OpenAI's new language generator GPT-3 is shockingly good (archive):

GPT-3 is the most powerful language model ever. Its predecessor, GPT-2, released last year, was already able to spit out convincing streams of text in a range of different styles when prompted with an opening sentence. But GPT-3 is a big leap forward. The model has 175 billion parameters (the values that a neural network tries to optimize during training), compared with GPT-2's already vast 1.5 billion. And with language models, size really does matter.

Sabeti linked to a blog post where he showed off short stories, songs, press releases, technical manuals, and more that he had used the AI to generate.

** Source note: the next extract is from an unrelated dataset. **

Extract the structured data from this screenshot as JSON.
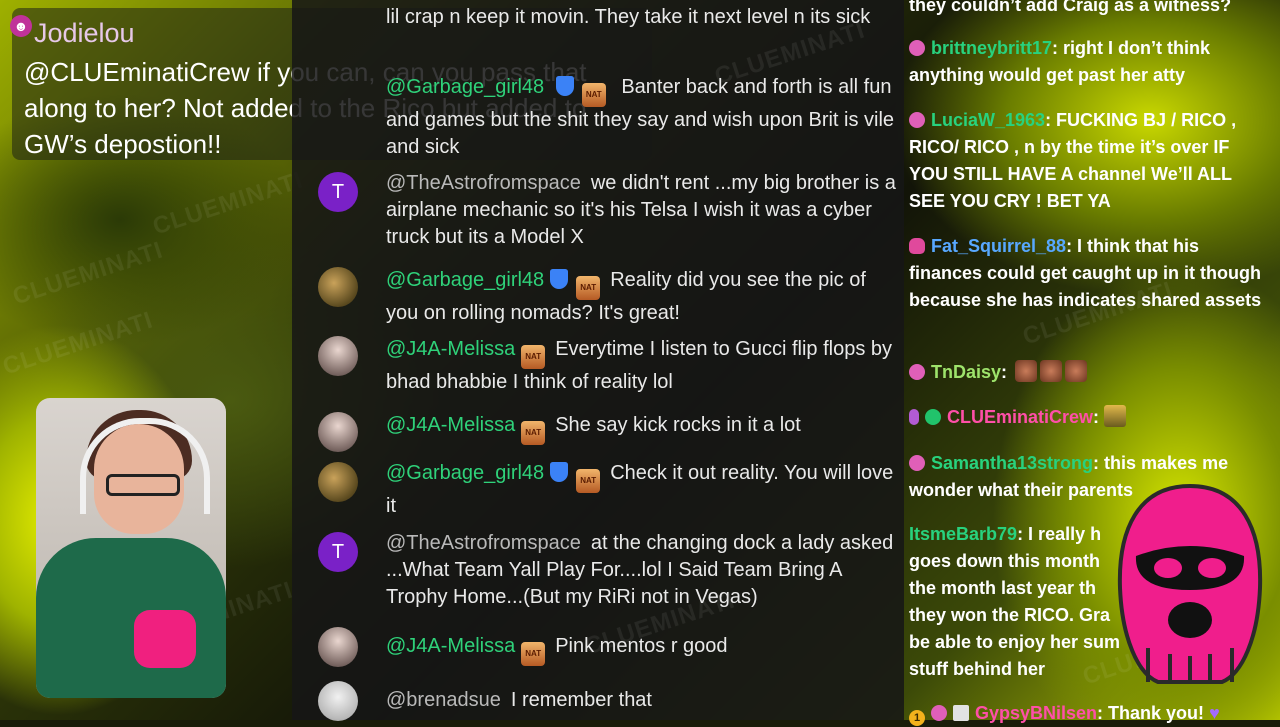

GPT-3 can also produce pastiches of particular writers. Mario Klingemann, an artist who works with machine learning, shared a short story called "The importance of being on Twitter," written in the style of Jerome K. Jerome, which starts: "It is a curious fact that the last remaining form of social life in which the people of London are still interested is Twitter. I was struck with this curious fact when I went on one of my periodical holidays to the sea-side, and found the whole place twittering like a starling-cage." Klingemann says all he gave the AI was the title, the author's name and the initial "It." There is even a reasonably informative article about GPT-3 written entirely by GPT-3.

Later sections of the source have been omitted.